Transparenz und Beteiligung unabdingbar für Gelingen einer Novellierung des Jugendmedienschutzstaatsvertrags

Quelle: Hofschlaeger, pixelio.de

„Für uns GRÜNE ist die entscheidende Voraussetzung für die Novellierung des  Jugendmedienschutzstaatsvertrags (JMStV) ein transparentes, breites und ergebnisoffenes Beteiligungsverfahren, wie dies auch im rheinland-pfälzischen Koalitionsvertrag 2011 vereinbart worden ist. Insofern ist der Beschluss der Rundfunkkommission der Länder als positiv zu bewerten, der ein solches Beteiligungsverfahren vorsieht, das mit dem heutigen Tag startet.

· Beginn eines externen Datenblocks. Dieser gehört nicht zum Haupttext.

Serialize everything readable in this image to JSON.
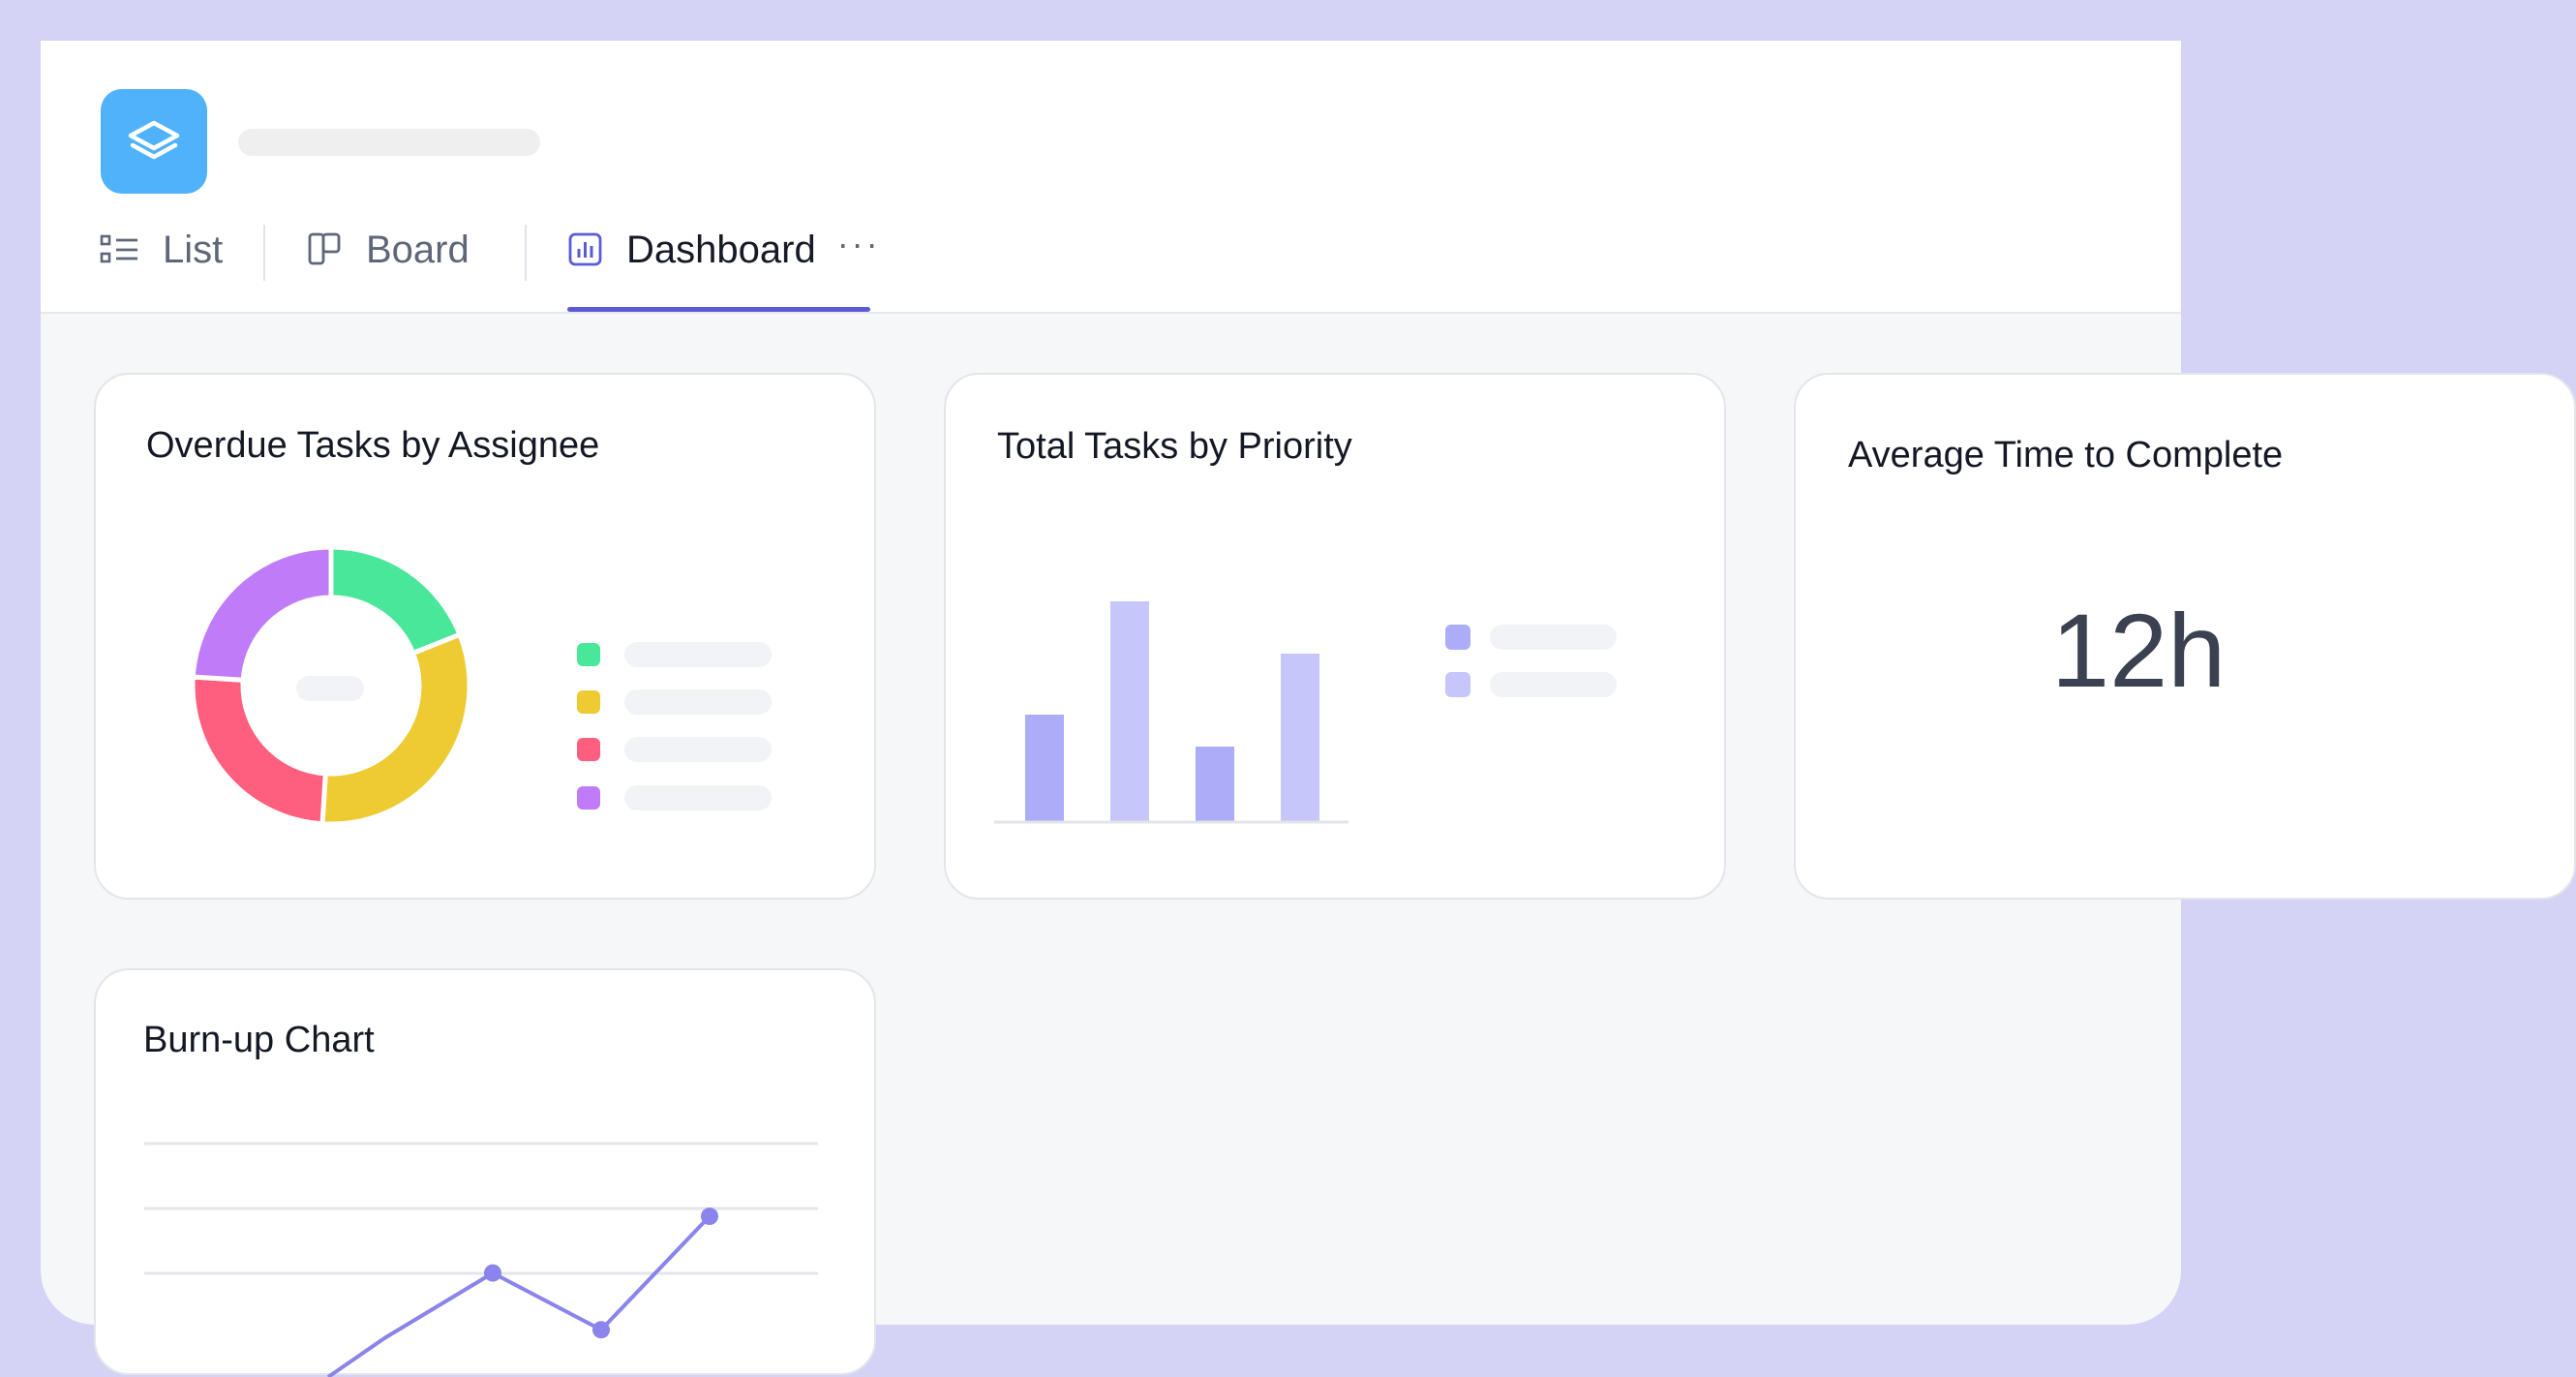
{
  "header": {
    "title_placeholder": "",
    "tabs": [
      {
        "label": "List",
        "icon": "list-icon",
        "active": false
      },
      {
        "label": "Board",
        "icon": "board-icon",
        "active": false
      },
      {
        "label": "Dashboard",
        "icon": "chart-icon",
        "active": true
      }
    ],
    "more": "···",
    "accent": "#5b5bd6"
  },
  "cards": {
    "overdue": {
      "title": "Overdue Tasks by Assignee"
    },
    "priority": {
      "title": "Total Tasks by Priority"
    },
    "average": {
      "title": "Average Time to Complete",
      "value": "12h"
    },
    "burnup": {
      "title": "Burn-up Chart"
    }
  },
  "chart_data": [
    {
      "type": "pie",
      "donut": true,
      "values": [
        19,
        32,
        25,
        24
      ],
      "colors": [
        "#48e79a",
        "#eecb33",
        "#ff5f7e",
        "#c07cf8"
      ]
    },
    {
      "type": "bar",
      "series": [
        {
          "values": [
            37,
            76,
            26,
            58
          ],
          "colors": [
            "#acacf9",
            "#c7c6fb",
            "#acacf9",
            "#c7c6fb"
          ]
        }
      ],
      "legend_colors": [
        "#acacf9",
        "#c7c6fb"
      ]
    },
    {
      "type": "line",
      "values": [
        0,
        1.15,
        0.15,
        2.15
      ],
      "grid": true,
      "color": "#8b84ec"
    }
  ]
}
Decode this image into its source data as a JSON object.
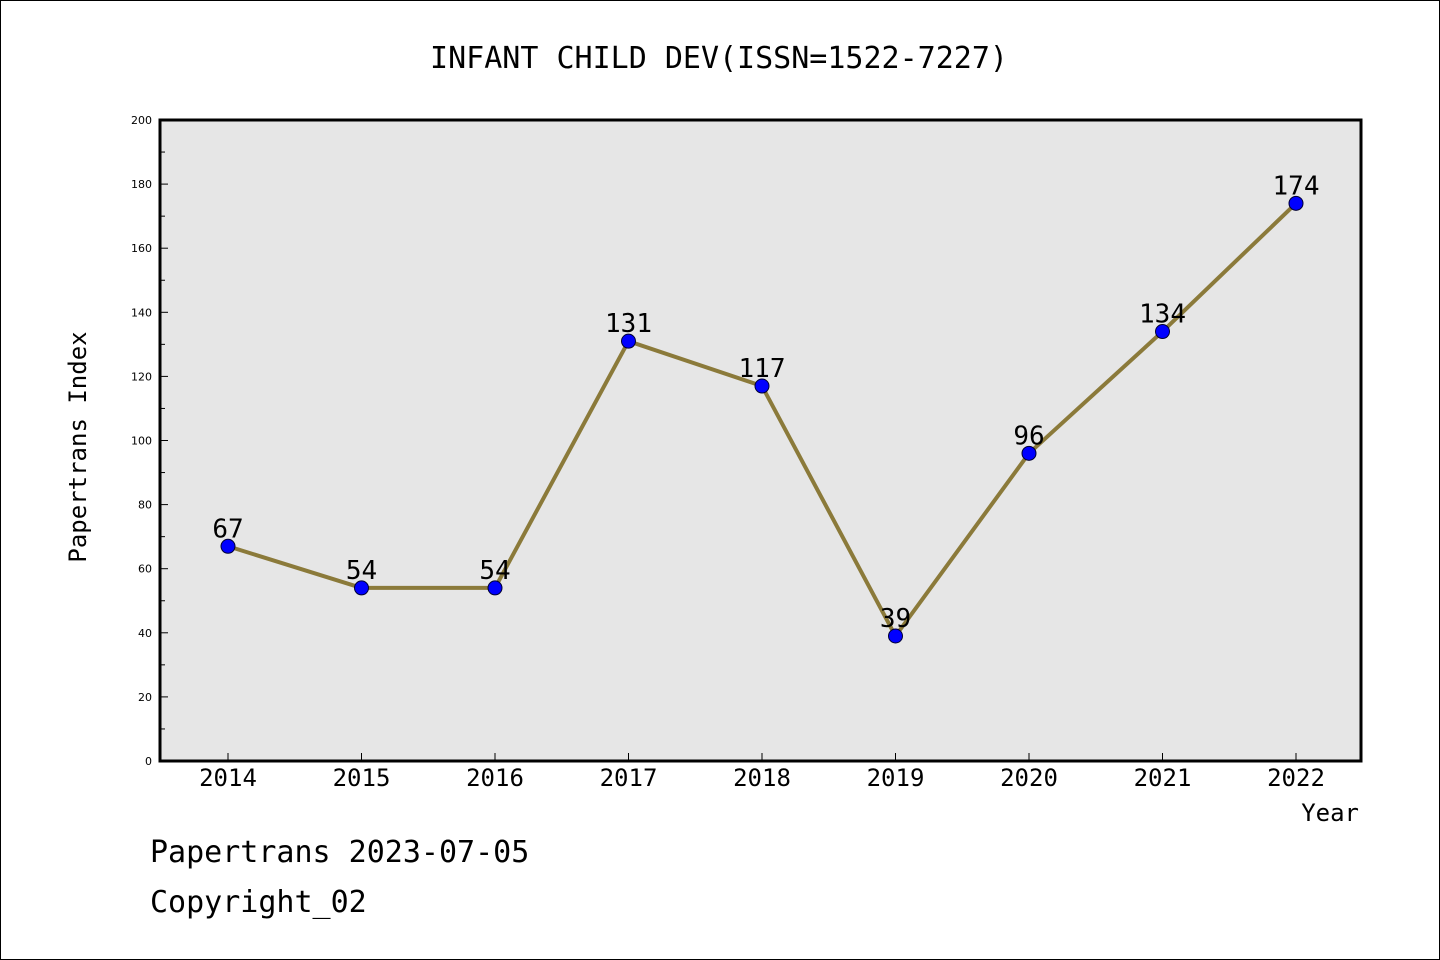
{
  "chart_data": {
    "type": "line",
    "title": "INFANT CHILD DEV(ISSN=1522-7227)",
    "xlabel": "Year",
    "ylabel": "Papertrans Index",
    "categories": [
      "2014",
      "2015",
      "2016",
      "2017",
      "2018",
      "2019",
      "2020",
      "2021",
      "2022"
    ],
    "series": [
      {
        "values": [
          67,
          54,
          54,
          131,
          117,
          39,
          96,
          134,
          174
        ]
      }
    ],
    "data_labels": [
      "67",
      "54",
      "54",
      "131",
      "117",
      "39",
      "96",
      "134",
      "174"
    ],
    "ylim": [
      0,
      200
    ],
    "y_ticks": [
      "0",
      "20",
      "40",
      "60",
      "80",
      "100",
      "120",
      "140",
      "160",
      "180",
      "200"
    ],
    "grid": false,
    "legend": "none",
    "colors": {
      "line": "#8b7a3a",
      "marker": "#0000ff",
      "plot_background": "#e6e6e6",
      "axes": "#000000"
    }
  },
  "footer": {
    "date_line": "Papertrans 2023-07-05",
    "copyright_line": "Copyright_02"
  }
}
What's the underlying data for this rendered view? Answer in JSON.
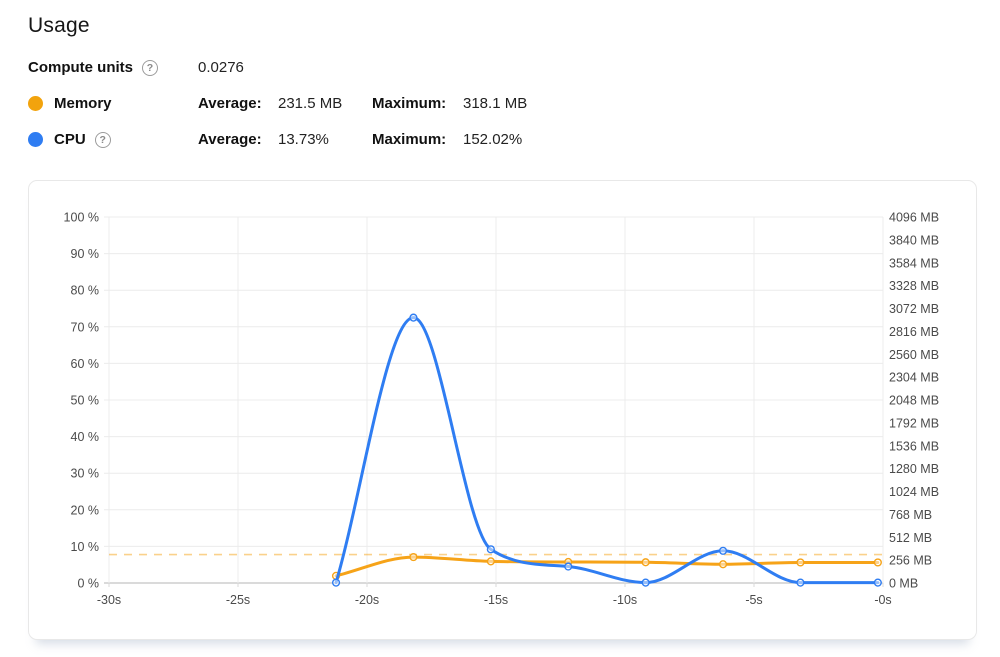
{
  "page": {
    "title": "Usage"
  },
  "stats": {
    "help_glyph": "?",
    "compute_units": {
      "label": "Compute units",
      "value": "0.0276"
    },
    "legend_rows": [
      {
        "name": "Memory",
        "dot_color": "#F2A30D",
        "avg_label": "Average:",
        "avg_value": "231.5 MB",
        "max_label": "Maximum:",
        "max_value": "318.1 MB"
      },
      {
        "name": "CPU",
        "dot_color": "#2F7DF2",
        "avg_label": "Average:",
        "avg_value": "13.73%",
        "max_label": "Maximum:",
        "max_value": "152.02%"
      }
    ]
  },
  "chart_data": {
    "type": "line",
    "x": [
      -21.2,
      -18.2,
      -15.2,
      -12.2,
      -9.2,
      -6.2,
      -3.2,
      -0.2
    ],
    "series": [
      {
        "name": "Memory",
        "axis": "right",
        "unit": "MB",
        "color": "#F6A318",
        "values": [
          80,
          290,
          242,
          235,
          232,
          210,
          230,
          230
        ]
      },
      {
        "name": "CPU",
        "axis": "left",
        "unit": "%",
        "color": "#2F7DF2",
        "values": [
          0.1,
          72.5,
          9.2,
          4.5,
          0.1,
          8.8,
          0.1,
          0.1
        ]
      }
    ],
    "left_axis": {
      "min": 0,
      "max": 100,
      "labels": [
        "100 %",
        "90 %",
        "80 %",
        "70 %",
        "60 %",
        "50 %",
        "40 %",
        "30 %",
        "20 %",
        "10 %",
        "0 %"
      ]
    },
    "right_axis": {
      "min": 0,
      "max": 4096,
      "labels": [
        "4096 MB",
        "3840 MB",
        "3584 MB",
        "3328 MB",
        "3072 MB",
        "2816 MB",
        "2560 MB",
        "2304 MB",
        "2048 MB",
        "1792 MB",
        "1536 MB",
        "1280 MB",
        "1024 MB",
        "768 MB",
        "512 MB",
        "256 MB",
        "0 MB"
      ]
    },
    "x_axis": {
      "min": -30,
      "max": 0,
      "ticks": [
        -30,
        -25,
        -20,
        -15,
        -10,
        -5,
        0
      ],
      "labels": [
        "-30s",
        "-25s",
        "-20s",
        "-15s",
        "-10s",
        "-5s",
        "-0s"
      ]
    },
    "dashed_line": {
      "series": "Memory",
      "stat": "maximum",
      "value_mb": 318.1,
      "color": "rgba(246, 163, 24, 0.5)"
    },
    "grid": true,
    "legend_position": "none",
    "colors": {
      "grid": "#ececec",
      "zero_axis": "#b5b5b5",
      "tick_stub": "#d8d8d8"
    }
  }
}
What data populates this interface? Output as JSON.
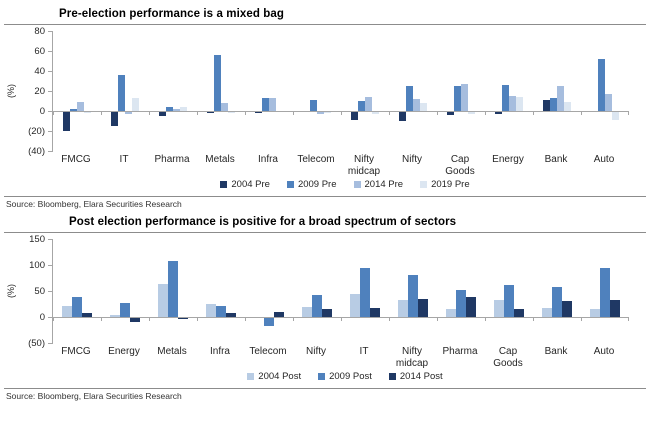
{
  "chart_data": [
    {
      "type": "bar",
      "title": "Pre-election performance is a mixed bag",
      "ylabel": "(%)",
      "ylim": [
        -40,
        80
      ],
      "grid": false,
      "legend_position": "bottom",
      "yticks": [
        {
          "value": 80,
          "label": "80"
        },
        {
          "value": 60,
          "label": "60"
        },
        {
          "value": 40,
          "label": "40"
        },
        {
          "value": 20,
          "label": "20"
        },
        {
          "value": 0,
          "label": "0"
        },
        {
          "value": -20,
          "label": "(20)"
        },
        {
          "value": -40,
          "label": "(40)"
        }
      ],
      "categories": [
        "FMCG",
        "IT",
        "Pharma",
        "Metals",
        "Infra",
        "Telecom",
        "Nifty midcap",
        "Nifty",
        "Cap Goods",
        "Energy",
        "Bank",
        "Auto"
      ],
      "series": [
        {
          "name": "2004 Pre",
          "color": "#1F3864",
          "values": [
            -19,
            -14,
            -4,
            -1,
            -1,
            0,
            -8,
            -9,
            -3,
            -2,
            11,
            0
          ]
        },
        {
          "name": "2009 Pre",
          "color": "#4F81BD",
          "values": [
            2,
            36,
            4,
            56,
            13,
            11,
            10,
            25,
            25,
            26,
            13,
            52
          ]
        },
        {
          "name": "2014 Pre",
          "color": "#A6BDDE",
          "values": [
            9,
            -2,
            2,
            8,
            13,
            -2,
            14,
            12,
            27,
            15,
            25,
            17
          ]
        },
        {
          "name": "2019 Pre",
          "color": "#DCE6F1",
          "values": [
            -1,
            13,
            4,
            -1,
            0,
            -1,
            -2,
            8,
            -2,
            14,
            9,
            -8
          ]
        }
      ],
      "source": "Source: Bloomberg, Elara Securities Research"
    },
    {
      "type": "bar",
      "title": "Post election performance is positive for a broad spectrum of sectors",
      "ylabel": "(%)",
      "ylim": [
        -50,
        150
      ],
      "grid": false,
      "legend_position": "bottom",
      "yticks": [
        {
          "value": 150,
          "label": "150"
        },
        {
          "value": 100,
          "label": "100"
        },
        {
          "value": 50,
          "label": "50"
        },
        {
          "value": 0,
          "label": "0"
        },
        {
          "value": -50,
          "label": "(50)"
        }
      ],
      "categories": [
        "FMCG",
        "Energy",
        "Metals",
        "Infra",
        "Telecom",
        "Nifty",
        "IT",
        "Nifty midcap",
        "Pharma",
        "Cap Goods",
        "Bank",
        "Auto"
      ],
      "series": [
        {
          "name": "2004 Post",
          "color": "#B8CCE4",
          "values": [
            21,
            3,
            63,
            25,
            0,
            20,
            45,
            33,
            15,
            32,
            18,
            15
          ]
        },
        {
          "name": "2009 Post",
          "color": "#4F81BD",
          "values": [
            38,
            27,
            108,
            22,
            -15,
            42,
            95,
            80,
            52,
            62,
            58,
            95
          ]
        },
        {
          "name": "2014 Post",
          "color": "#1F3864",
          "values": [
            8,
            -8,
            -2,
            8,
            10,
            15,
            18,
            35,
            38,
            15,
            30,
            32
          ]
        }
      ],
      "source": "Source: Bloomberg, Elara Securities Research"
    }
  ]
}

Mit dem gescheiterten Versuch der Novellierung von 2010 ist bei den Menschen, die beruflich, ehrenamtlich oder privat mit den neuen Medien arbeiten, viel Vertrauen in die Politik zerstört worden. Aus diesem Scheitern müssen wir lernen. Nur wenn die Bundesländer in dem neuen Prozess das Misstrauen abbauen können, kann eine Neuauflage des JMStV gelingen und Akzeptanz finden.

Dafür ist essentiell, dass das Beteiligungsverfahren mehr als eine Alibiveranstaltung wird. Entscheidende Kriterien dafür sind:

Transparenz: Das Beteiligungsverfahren muss klar nachvollziehbar und für alle offen sein. Die Ergebnisse von Veranstaltungen und von digitalen Beteiligungsmöglichkeiten müssen anschließend dokumentiert und abgewogen werden. Auch die Abwägung muss transparent erfolgen und ebenfalls dokumentiert werden.

Ernsthafter Dialog: Das Verfahren muss – insbesondere in den interessierten Kreisen – aktiv beworben werden. Es muss sowohl online als auch offline eine Möglichkeit zum Dialog angeboten werden. Interessierten müssen ausreichend Informationen in verständlicher Form vorgelegt werden, damit ein Dialog auf Augenhöhe möglich ist. Für deren Stellungnahmen muss ausreichend Zeit bestehen.

Ergebnisoffenheit: Im Vorfeld muss klar sein, wie die Ergebnisse in die abschließende Entscheidung der Bundesländer über den Staatsvertrag einfließen. Die vorliegenden Eckpunkte für eine Neufassung des JMStV, die in der Rundfunkkommission am 12. März 2014 beschlossen wurden, dürfen dabei allenfalls als Diskussionsgrundlage dienen und müssen im Laufe des Beratungsverfahrens veränderbar sein.

Als GRÜNE Fraktion begleiten wir den begonnenen Prozess in diesem Sinne gerne konstruktiv und fordern auch alle Interessierten auf, sich zu beteiligen.